How to use ContextStore with Claude Desktop
Every time you start a conversation with Claude, you're starting from zero. It doesn't know your product vision, your brand guidelines, or what you decided in last week's strategy session. So you copy and paste. Every time. ContextStore and Claude Desktop's Cowork feature fix this by giving Claude direct access to your context repository — the collection of documents that define your project.
In this tutorial, I'll walk you through connecting the two. By the end you'll have Claude reading from your ContextStore space and helping you co-create new documents along the way.
What you'll need
Before we start, make sure you have both apps installed:
- ContextStore with at least one space created. If you haven't joined the beta program yet, you'll need to do that and download the app. Sign up for the beta program. Once you have the app installed, create your first space.
- Claude Desktop on your Mac. You'll need the latest version. Download it from claude.ai/download.
Find your space folder
Every ContextStore space is backed by a regular folder on your Mac. To find it, open ContextStore. Then click the gear icon ⚙ in the lower left corner to open Settings.

Once Settings is open click on the Spaces tab (if it's not already selected) and click on the space you want to share with Claude.
You'll see the folder path under the Location label:

Note this location — you'll navigate to this folder in the next step.
Grant Cowork access
Open Claude Desktop and click the Cowork tab in the center of the title bar:

This opens the Cowork panel. Click Work in a folder and select your ContextStore space folder.

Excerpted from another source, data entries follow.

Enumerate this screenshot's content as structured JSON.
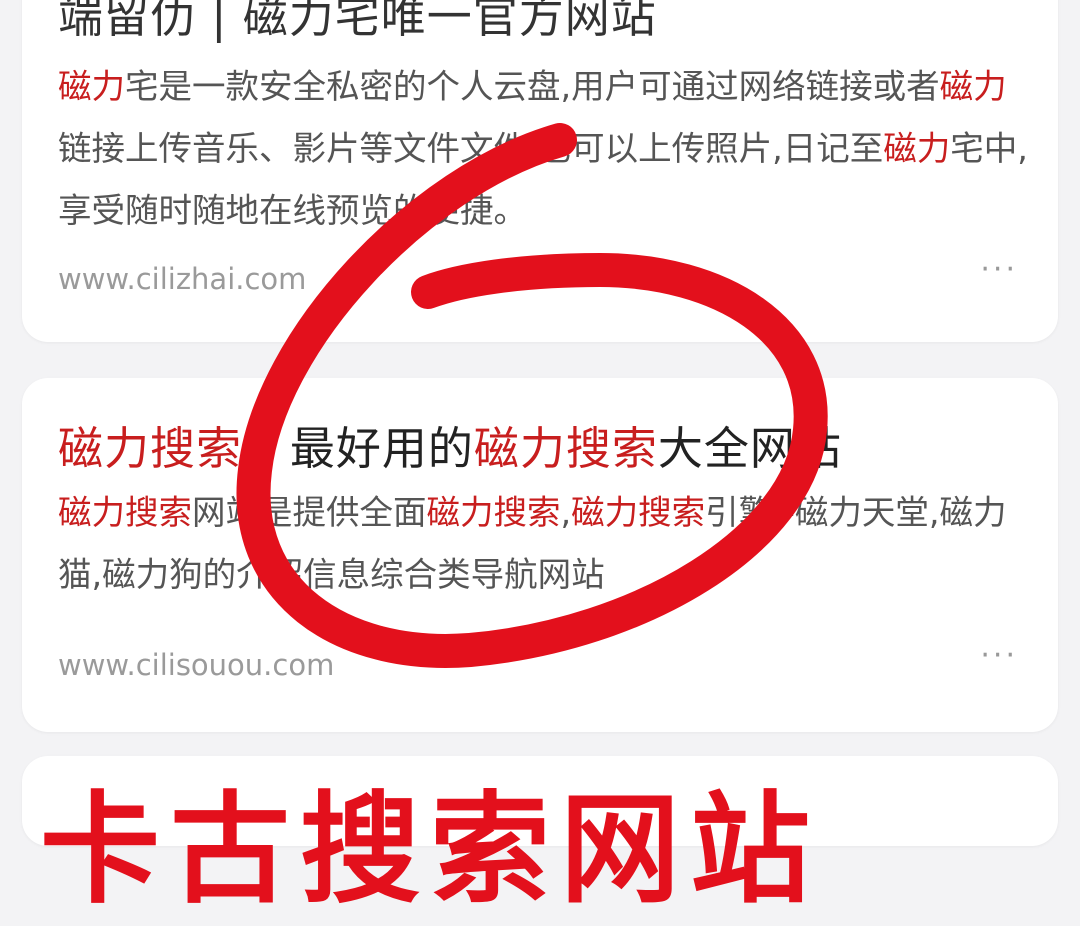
{
  "results": [
    {
      "title_parts": [
        {
          "t": "端留仂 | 磁力宅唯一官方网站",
          "hl": false
        }
      ],
      "desc_parts": [
        {
          "t": "磁力",
          "hl": true
        },
        {
          "t": "宅是一款安全私密的个人云盘,用户可通过网络链接或者",
          "hl": false
        },
        {
          "t": "磁力",
          "hl": true
        },
        {
          "t": "链接上传音乐、影片等文件文件,也可以上传照片,日记至",
          "hl": false
        },
        {
          "t": "磁力",
          "hl": true
        },
        {
          "t": "宅中,享受随时随地在线预览的便捷。",
          "hl": false
        }
      ],
      "url": "www.cilizhai.com",
      "more": "···"
    },
    {
      "title_parts": [
        {
          "t": "磁力搜索",
          "hl": true
        },
        {
          "t": " - 最好用的",
          "hl": false
        },
        {
          "t": "磁力搜索",
          "hl": true
        },
        {
          "t": "大全网站",
          "hl": false
        }
      ],
      "desc_parts": [
        {
          "t": "磁力搜索",
          "hl": true
        },
        {
          "t": "网站是提供全面",
          "hl": false
        },
        {
          "t": "磁力搜索",
          "hl": true
        },
        {
          "t": ",",
          "hl": false
        },
        {
          "t": "磁力搜索",
          "hl": true
        },
        {
          "t": "引擎 -磁力天堂,磁力猫,磁力狗的介绍信息综合类导航网站",
          "hl": false
        }
      ],
      "url": "www.cilisouou.com",
      "more": "···"
    }
  ],
  "annotation": {
    "color": "#e3101c"
  },
  "bottom_caption": "卡古搜索网站"
}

Note: Beta users may need to find the folder inside the TestFlight sandbox. Navigate to Home > Library > Containers > co.32pixels.ContextStore > Data. The Data folder mirrors your Home directory. If your space path was in Documents, open Documents from there and select the correct folder.
Claude will ask for permission to access the folder. Click Allow.

Once granted, you'll see your space name in the input area:

Claude can see every document in your space. Try asking it:
What documents are in my project here?What documents are in my project here?
Claude will list the files it can see. If your space has existing documents, you're all set. If it's mostly empty, that's fine — we'll create some together next.
Co-create your first documents
This is where it gets fun. Claude is an excellent co-creator. The trick is to have a conversation about what you're working on and let Claude help you articulate it into structured documents.
Think about the big picture. What are the orienting documents that would help someone — or an AI — understand your project? The answer depends on what kind of work you do.
Planning a product? Start with:
- Vision — What are you building and why? What problem does it solve?
- Architecture — How is the system structured at a high level?
- Roadmap — What are you building in the next few weeks or months?
Working in marketing? Start with:
- Positioning — How does your product fit in the market? Who are the competitors?
- Branding — What's the visual identity? What are the brand values?
- Writing style guide — What tone and voice should copy use?
Running a team? Start with:
- Team charter — What's the team's mission and how do you work together?
- Process docs — How do you plan, review, and ship work?
- Glossary — What terms does your organization use internally?
Pick one and tell Claude about it. For example:
Create a Strategy folder with a Vision doc for my company. Interview me about my vision.
Claude will draft something for you. Review it, ask for changes, and iterate until it feels right. Then ask Claude to save it directly to the folder — because you granted Cowork access, it can write files to your space.

Switch back to ContextStore and you'll see the new document appear in your space.

Put your context to work
Once your space has a few key documents, the dynamic shifts. Claude stops guessing and starts referencing. Ask it to draft a document based on context it already has — a feature spec informed by your vision, a brief that references your brand guidelines, or talking points pulled from your roadmap. Because Claude can read everything in your space, it connects the dots across documents without you having to copy and paste context into every prompt.
You can also ask Claude to update existing documents. As your thinking evolves, tell Claude what's changed and ask it to revise the relevant files. Or edit them yourself directly in ContextStore — either way, your context repository stays current.
Why local files matter
Because ContextStore keeps everything as local files, Claude reads your documents in milliseconds. No API call, no network latency, no token overhead from tool schemas. And because it's Markdown, the files are token-efficient — no rich-text metadata, no block structures, just content.
Next steps
Once you're comfortable with the basics, try these:
- Add an AGENTS.md — If you also use Claude Code, ask Claude to create an AGENTS.md that links to documents in your ContextStore space. This gives coding agents access to the same context.
- Sync to GitHub — Connect your space to a GitHub repo in ContextStore's settings. Your documents get versioned automatically, and your whole team can contribute.
- Expand your context — Add competitive analysis, integration specs, or meeting notes. Every document you add makes Claude's responses more informed.
Start with one space, a couple of documents, and a conversation. You might be surprised how quickly it becomes indispensable.